Washington (CNN)Judge Steven Morley has overseen the immigration case of Reynaldo Castro-Tum for years. But last month when Castro-Tum was officially ordered deported, it wasn’t Morley at the bench.
Instead, the Justice Department sent an assistant chief immigration judge from Washington to replace Morley for exactly one hearing: the one that ended Castro-Tum’s bid to stay in the US.
The unusual use of a chief immigration judge from headquarters has raised concerns from retired immigration judges, lawyers and the union for active immigration judges. They say the move seems to jeopardize the right to a fair process in immigration courts.

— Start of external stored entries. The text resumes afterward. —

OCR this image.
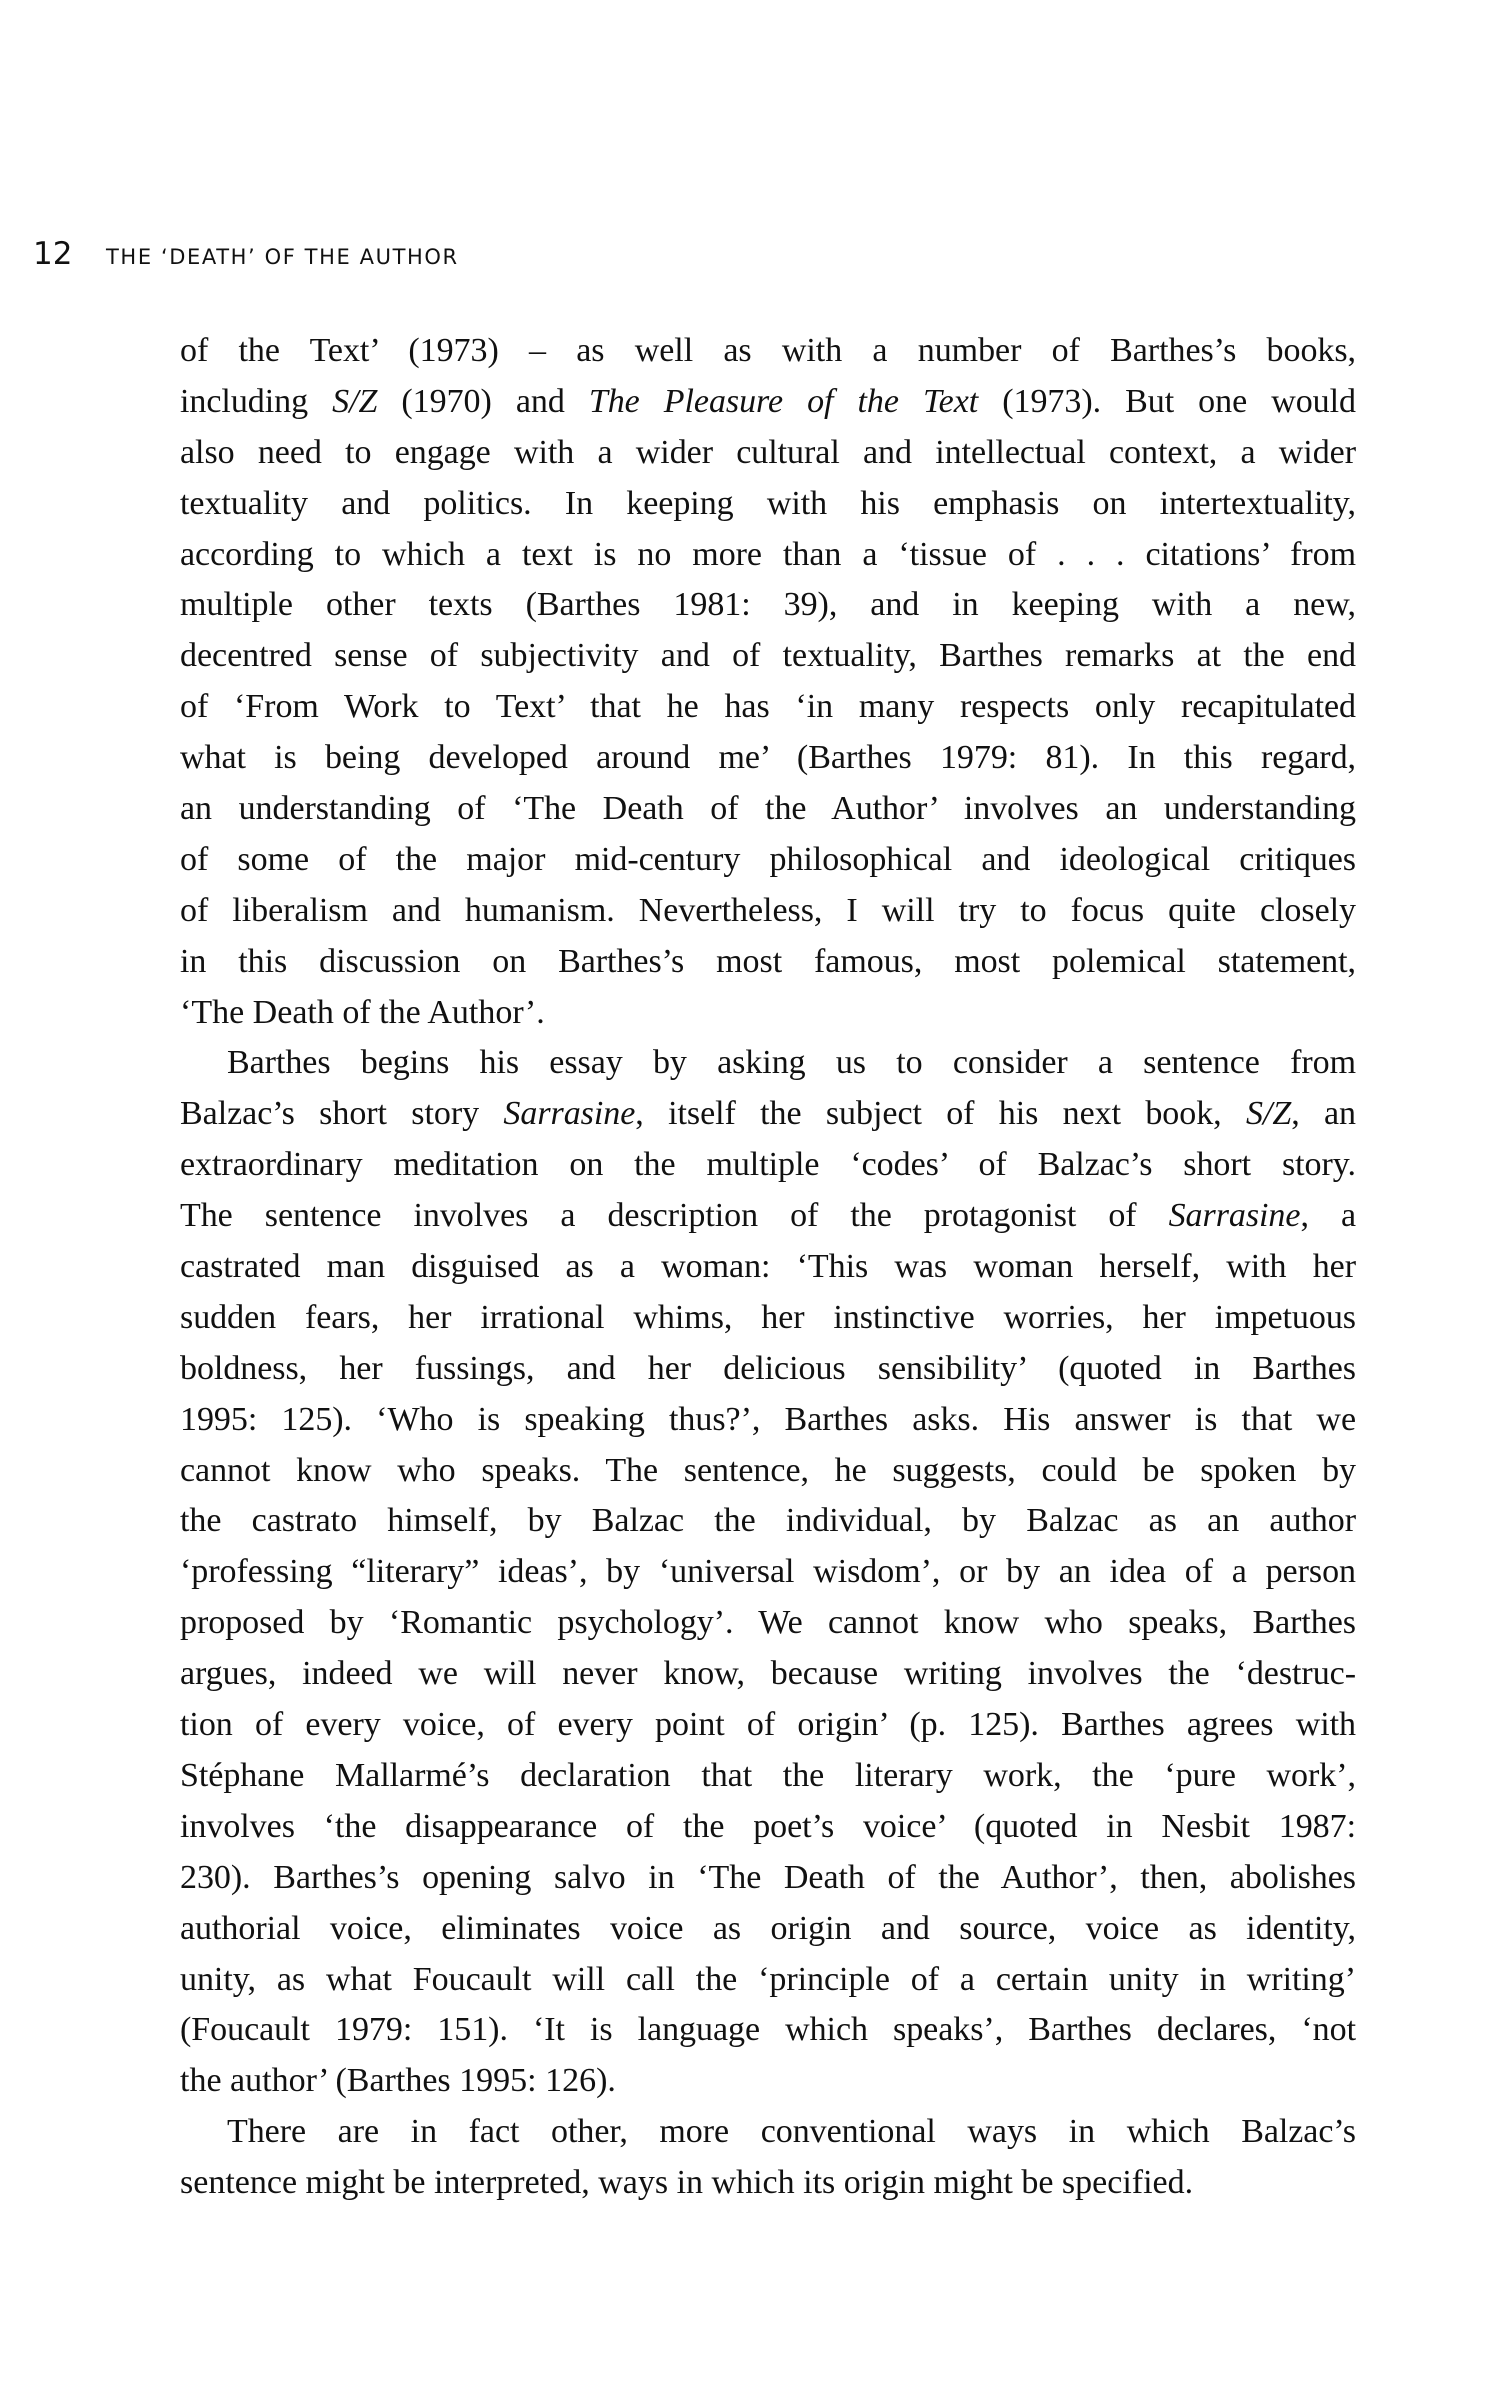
12	THE ‘DEATH’ OF THE AUTHOR
of the Text’ (1973) – as well as with a number of Barthes’s books,
including S/Z (1970) and The Pleasure of the Text (1973). But one would
also need to engage with a wider cultural and intellectual context, a wider
textuality and politics. In keeping with his emphasis on intertextuality,
according to which a text is no more than a ‘tissue of . . . citations’ from
multiple other texts (Barthes 1981: 39), and in keeping with a new,
decentred sense of subjectivity and of textuality, Barthes remarks at the end
of ‘From Work to Text’ that he has ‘in many respects only recapitulated
what is being developed around me’ (Barthes 1979: 81). In this regard,
an understanding of ‘The Death of the Author’ involves an understanding
of some of the major mid-century philosophical and ideological critiques
of liberalism and humanism. Nevertheless, I will try to focus quite closely
in this discussion on Barthes’s most famous, most polemical statement,
‘The Death of the Author’.
Barthes begins his essay by asking us to consider a sentence from
Balzac’s short story Sarrasine, itself the subject of his next book, S/Z, an
extraordinary meditation on the multiple ‘codes’ of Balzac’s short story.
The sentence involves a description of the protagonist of Sarrasine, a
castrated man disguised as a woman: ‘This was woman herself, with her
sudden fears, her irrational whims, her instinctive worries, her impetuous
boldness, her fussings, and her delicious sensibility’ (quoted in Barthes
1995: 125). ‘Who is speaking thus?’, Barthes asks. His answer is that we
cannot know who speaks. The sentence, he suggests, could be spoken by
the castrato himself, by Balzac the individual, by Balzac as an author
‘professing “literary” ideas’, by ‘universal wisdom’, or by an idea of a person
proposed by ‘Romantic psychology’. We cannot know who speaks, Barthes
argues, indeed we will never know, because writing involves the ‘destruc-
tion of every voice, of every point of origin’ (p. 125). Barthes agrees with
Stéphane Mallarmé’s declaration that the literary work, the ‘pure work’,
involves ‘the disappearance of the poet’s voice’ (quoted in Nesbit 1987:
230). Barthes’s opening salvo in ‘The Death of the Author’, then, abolishes
authorial voice, eliminates voice as origin and source, voice as identity,
unity, as what Foucault will call the ‘principle of a certain unity in writing’
(Foucault 1979: 151). ‘It is language which speaks’, Barthes declares, ‘not
the author’ (Barthes 1995: 126).
There are in fact other, more conventional ways in which Balzac’s
sentence might be interpreted, ways in which its origin might be specified.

It also highlights the unique structure of the immigration courts, which are entirely run by the Justice Department, and the ways that Attorney General Jeff Sessions — who serves as a one-man Supreme Court in these cases — has sought to test the limits of his authority over them.
The saga of Castro-Tum starts in 2014, when he crossed the border illegally as a 17-year-old. The Guatemalan teen was apprehended by the Border Patrol, which referred him to custody with the Health and Human Services Department as an unaccompanied minor. He was released to his brother-in-law a few months later and registered his brother-in-law’s address with the government. Multiple notices of court hearings were sent to that address, the government said.
But after the fifth time Castro-Tum failed to appear in court, immigration Judge Morley closed the case until the government provided him with evidence that Castro-Tum had ever lived at the address they were sending the notices to. The Board of Immigration Appeals sent the case back to Morley to reconsider with instructions to proceed even if Castro-Tum failed to show again. His current whereabouts are unknown.
Earlier this year, Sessions referred the case to himself and ruled that immigration judges across the board could no longer close immigration cases as they saw fit. The attorney general said immigration judges lack the authority to make such “administrative closures” of cases.